“Toward a Different Kind of Horizon,” a free collaborative concert featuring Moor Mother, Lonnie Holley, Lee Bains and Mourning [A] BLKstar, will be held Friday, March 24, from 7 to 9 p.m. at the Cleveland Museum of Art’s Gartner Auditorium.
“Bringing these world-class artists together in Cleveland is a dream,” said concert organizer AJ Kluth, a lecturer in the Department of Music at Case Western Reserve University. “I’m excited we’ve been able to make this concert free for the community. This music is adventurous, but it’s for everybody.”
The concert is presented free through contributions from Case Western Reserve University’s Department of Music, Center for Popular Music Studies, Baker-Nord Center for Humanities, Writers House, Department of English, African and African American Studies Program, and from Cleveland Museum of Art and the Oberlin College and Conservatory.
Songwriter, composer, vocalist, poet and educator Camae Ayewa (Moor Mother) spent years organizing and performing in Philadelphia’s underground music community, ultimately developing a global audience for her iconoclast work. She released her debut album Fetish Bones as Moor Mother in 2016, and has since produced highly acclaimed music, both as a solo artist and in collaboration with other musicians.

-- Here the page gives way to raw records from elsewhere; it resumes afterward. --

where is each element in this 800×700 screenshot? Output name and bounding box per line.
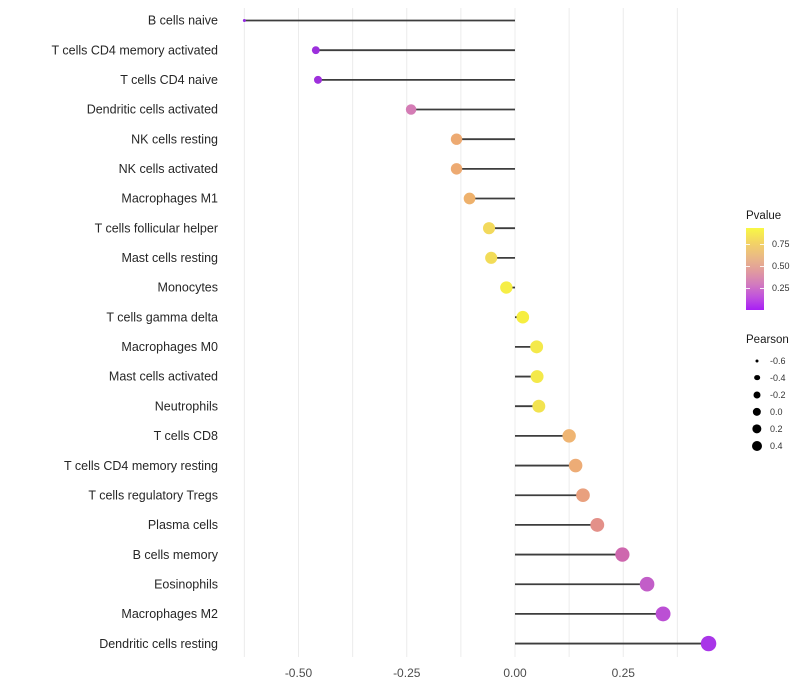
lollipop-dot xyxy=(485,251,498,264)
pvalue-colorbar-tick xyxy=(746,287,750,289)
pearson-size-label: -0.6 xyxy=(770,355,786,366)
legend-pvalue: Pvalue 0.75 0.50 0.25 xyxy=(744,210,800,310)
lollipop-dot xyxy=(311,46,320,55)
legend-pearson-entry: -0.4 xyxy=(744,369,800,386)
pvalue-tick-label: 0.25 xyxy=(772,282,790,293)
category-label: Mast cells resting xyxy=(121,251,218,265)
pvalue-tick-label: 0.75 xyxy=(772,238,790,249)
pvalue-colorbar-tick xyxy=(760,265,764,267)
legend-pearson: Pearson -0.6 -0.4 -0.2 0.0 0.2 0.4 xyxy=(744,334,800,454)
pearson-size-dot xyxy=(755,359,759,362)
pearson-size-label: -0.4 xyxy=(770,372,786,383)
legend-pearson-entries: -0.6 -0.4 -0.2 0.0 0.2 0.4 xyxy=(744,352,800,454)
lollipop-dot xyxy=(516,310,530,324)
lollipop-dot xyxy=(532,399,546,413)
lollipop-dot xyxy=(450,133,463,145)
lollipop-dot xyxy=(530,340,544,354)
category-label: T cells regulatory Tregs xyxy=(88,488,218,502)
category-label: B cells memory xyxy=(133,548,219,562)
legend-pearson-entry: 0.4 xyxy=(744,437,800,454)
lollipop-dot xyxy=(242,19,246,22)
pearson-size-dot xyxy=(754,374,760,381)
x-tick-label: -0.50 xyxy=(285,666,313,680)
category-label: Eosinophils xyxy=(154,577,218,591)
category-label: Dendritic cells activated xyxy=(87,103,218,117)
legend-pearson-entry: 0.0 xyxy=(744,403,800,420)
legend-pearson-entry: -0.2 xyxy=(744,386,800,403)
lollipop-dot xyxy=(655,606,671,622)
category-label: NK cells resting xyxy=(131,132,218,146)
pvalue-gradient-bar: 0.75 0.50 0.25 xyxy=(746,228,790,310)
lollipop-dot xyxy=(615,547,630,562)
pvalue-colorbar-tick xyxy=(760,287,764,289)
pvalue-tick-label: 0.50 xyxy=(772,260,790,271)
legend-pearson-entry: 0.2 xyxy=(744,420,800,437)
pearson-size-dot xyxy=(752,407,762,416)
x-tick-label: 0.00 xyxy=(503,666,527,680)
category-label: T cells CD8 xyxy=(154,429,218,443)
lollipop-dot xyxy=(576,488,590,503)
pvalue-colorbar-tick xyxy=(760,243,764,245)
pearson-size-dot xyxy=(752,440,762,451)
legend-pearson-title: Pearson xyxy=(746,334,789,346)
pearson-size-label: -0.2 xyxy=(770,389,786,400)
category-label: T cells CD4 naive xyxy=(120,73,218,87)
category-label: T cells follicular helper xyxy=(95,221,218,235)
pearson-size-dot xyxy=(752,423,762,434)
pearson-size-dot xyxy=(753,391,761,398)
category-label: Plasma cells xyxy=(148,518,218,532)
x-tick-label: -0.25 xyxy=(393,666,421,680)
category-label: Macrophages M0 xyxy=(121,340,218,354)
category-label: Monocytes xyxy=(158,281,218,295)
lollipop-dot xyxy=(405,104,417,115)
category-label: Macrophages M1 xyxy=(121,192,218,206)
category-label: T cells CD4 memory activated xyxy=(52,43,219,57)
lollipop-dot xyxy=(590,517,605,532)
lollipop-dot xyxy=(450,163,463,175)
lollipop-dot xyxy=(639,576,655,592)
pearson-size-label: 0.2 xyxy=(770,423,783,434)
pvalue-colorbar-tick xyxy=(746,265,750,267)
category-label: Dendritic cells resting xyxy=(99,637,218,651)
category-label: Mast cells activated xyxy=(109,370,218,384)
pearson-size-label: 0.0 xyxy=(770,406,783,417)
lollipop-dot xyxy=(500,281,513,294)
lollipop-dot xyxy=(568,458,583,473)
category-label: B cells naive xyxy=(148,14,218,28)
lollipop-dot xyxy=(313,75,322,84)
lollipop-dot xyxy=(482,222,496,235)
lollipop-dot xyxy=(530,370,544,383)
x-tick-label: 0.25 xyxy=(612,666,636,680)
lollipop-dot xyxy=(463,192,476,205)
category-label: Neutrophils xyxy=(155,399,218,413)
category-label: T cells gamma delta xyxy=(106,310,218,324)
legend-pearson-entry: -0.6 xyxy=(744,352,800,369)
legend-pvalue-title: Pvalue xyxy=(746,210,782,222)
category-label: T cells CD4 memory resting xyxy=(64,459,218,473)
category-label: Macrophages M2 xyxy=(121,607,218,621)
category-label: NK cells activated xyxy=(119,162,218,176)
pvalue-colorbar-tick xyxy=(746,243,750,245)
lollipop-dot xyxy=(562,429,576,443)
lollipop-dot xyxy=(700,635,717,652)
pearson-size-label: 0.4 xyxy=(770,440,783,451)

She performs with the Afrofuturist literary and artistic collective Black Quantum Futurism and co-leads the groups Irreversible Entanglements and 700 Bliss. Her most recent record, Jazz Codes (Anti- Records), was recognized by The New York Times as one of the best of 2022.
About Lonnie Holley
Born in Birmingham, Alabama, in 1950, Holley’s early life was chaotic, characterized by trauma, exploitation and precarity. From this challenging beginning, he has devoted his life to improvisational creativity, producing art and music that create beauty from that struggle and hardship.

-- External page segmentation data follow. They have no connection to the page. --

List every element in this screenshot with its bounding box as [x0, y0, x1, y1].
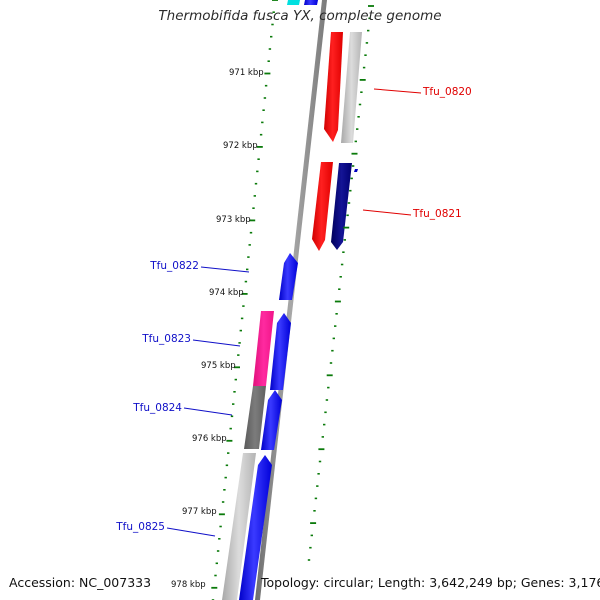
kbp-label-976: 976 kbp [192, 434, 227, 444]
gene-tfu-0821-arrow[interactable] [312, 162, 333, 251]
genome-stats-text: Topology: circular; Length: 3,642,249 bp… [261, 575, 600, 590]
feature-light-grey-right [341, 32, 362, 143]
gene-tfu-0820-arrow[interactable] [324, 32, 343, 142]
gene-tfu-0822-arrow[interactable] [279, 253, 298, 300]
gene-label-tfu-0822[interactable]: Tfu_0822 [149, 260, 199, 272]
kbp-tick-row-left [211, 0, 278, 600]
gene-tfu-0824-arrow[interactable] [261, 390, 282, 450]
feature-blue-segment-top [304, 0, 318, 5]
feature-cyan-segment [287, 0, 300, 5]
callout-line-tfu-0825 [166, 527, 216, 537]
kbp-label-977: 977 kbp [182, 507, 217, 517]
callout-line-tfu-0822 [200, 266, 250, 273]
map-title: Thermobifida fusca YX, complete genome [158, 8, 442, 24]
feature-small-blue-dot [354, 169, 358, 172]
feature-light-grey-left [222, 453, 256, 600]
kbp-tick-row-right [307, 5, 374, 561]
gene-label-tfu-0823[interactable]: Tfu_0823 [141, 333, 191, 345]
gene-label-tfu-0824[interactable]: Tfu_0824 [132, 402, 182, 414]
feature-grey-segment [244, 386, 266, 449]
kbp-label-972: 972 kbp [223, 141, 258, 151]
accession-text: Accession: NC_007333 [9, 575, 152, 590]
feature-navy-arrow [331, 163, 352, 250]
kbp-label-978: 978 kbp [171, 580, 206, 590]
kbp-label-975: 975 kbp [201, 361, 236, 371]
gene-label-tfu-0821[interactable]: Tfu_0821 [412, 208, 462, 220]
kbp-label-973: 973 kbp [216, 215, 251, 225]
callout-line-tfu-0821 [362, 209, 412, 216]
callout-line-tfu-0823 [192, 339, 241, 347]
kbp-label-974: 974 kbp [209, 288, 244, 298]
feature-pink-segment [253, 311, 274, 386]
callout-line-tfu-0824 [183, 407, 233, 416]
callout-line-tfu-0820 [373, 88, 422, 94]
gene-label-tfu-0825[interactable]: Tfu_0825 [115, 521, 165, 533]
gene-label-tfu-0820[interactable]: Tfu_0820 [422, 86, 472, 98]
kbp-label-971: 971 kbp [229, 68, 264, 78]
gene-tfu-0823-arrow[interactable] [270, 313, 291, 390]
gene-tfu-0825-arrow[interactable] [239, 455, 272, 600]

Improvised on the spot, his music and lyrics morph and change with every event, concert, and recording—the result of decades of evolving experimentation. To be released on Jagjaguwar this month, his most recent record, Oh Me Oh My, features collaborations with Michael Stipe, Sharon Van Etten, Moor Mother, Justin Vernon of Bon Iver and Rokia Koné.
About Lee Bains
Bains is a poet and singer-songwriter whose work is steeped in the American South. Born and raised in Birmingham, Alabama, Bains’ songs are hopeful, but far from naïve. On the 2022 record Old-Time Folks (Don Giovanni), Lee Bains + The Glory Fires deliver songs that mix the sounds of southern rock, gospel, folk and punk to deliver stories of resistance and love.
Challenging revisionist histories that would prefer to forget the worst parts of our collective past as much as the present neoliberal logic that reduces people to numbers, they celebrate the messiness of humanity and the power of solidarity and love.

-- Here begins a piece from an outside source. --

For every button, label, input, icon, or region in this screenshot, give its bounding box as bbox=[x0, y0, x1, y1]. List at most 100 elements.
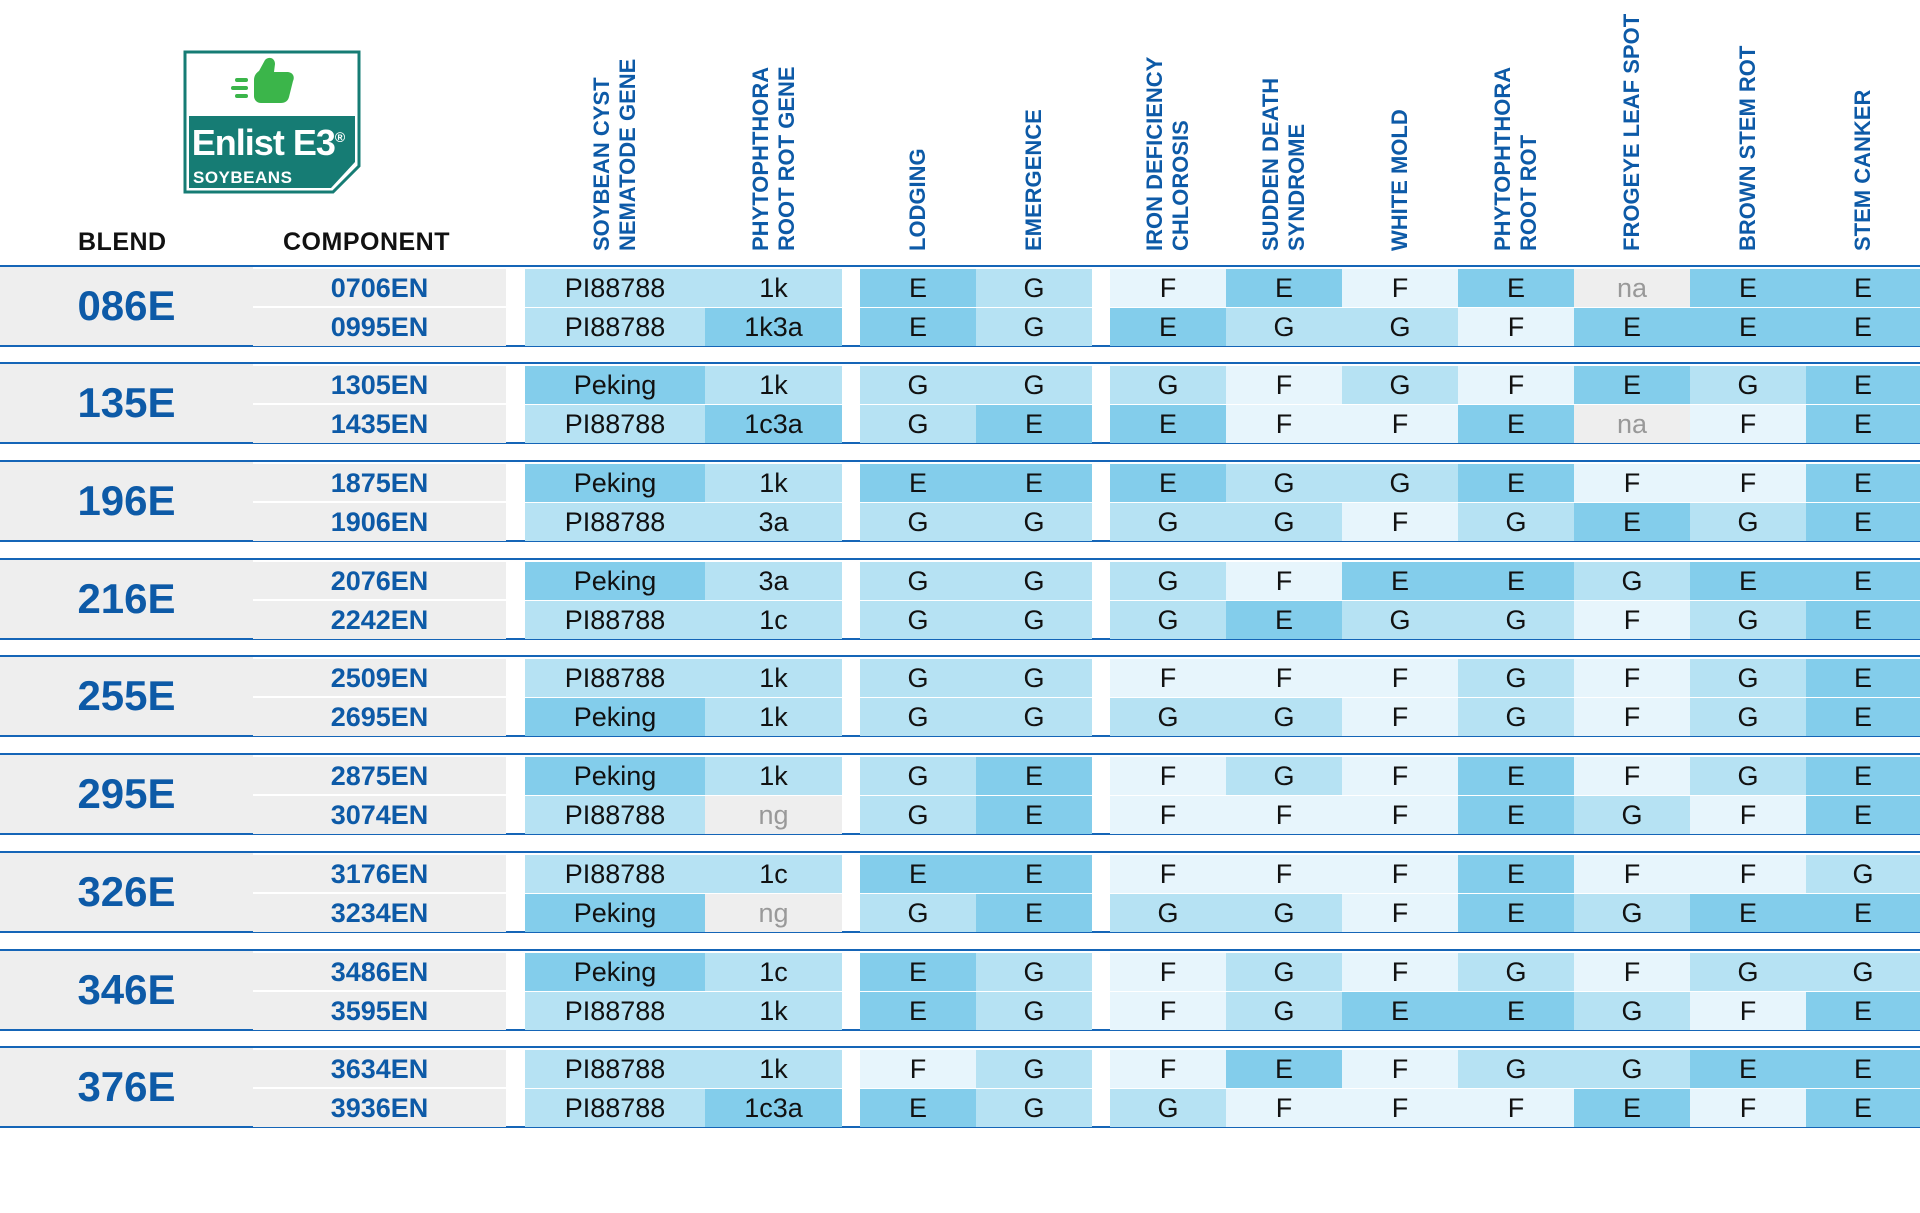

About Mourning [A] BLKstar
A multi-generational, gender and genre non-conforming amalgam of Black culture, Mourning [A] BLKstar shares the stories and songs of America’s ongoing apocalypse. M[A]B’s music deploys hip-hop production techniques and live instrumentation to create sounds that resonate with the pathways and frequencies that have sustained the African diaspora.
Founded in Cleveland, M[A]B has brought its powerful sound to stages around the United States and Europe, including the Kennedy Center in Washington, D.C., Le Guess Who? In the Netherlands, and choreographic collaborations with Company Christoph Winkler in Berlin, Germany.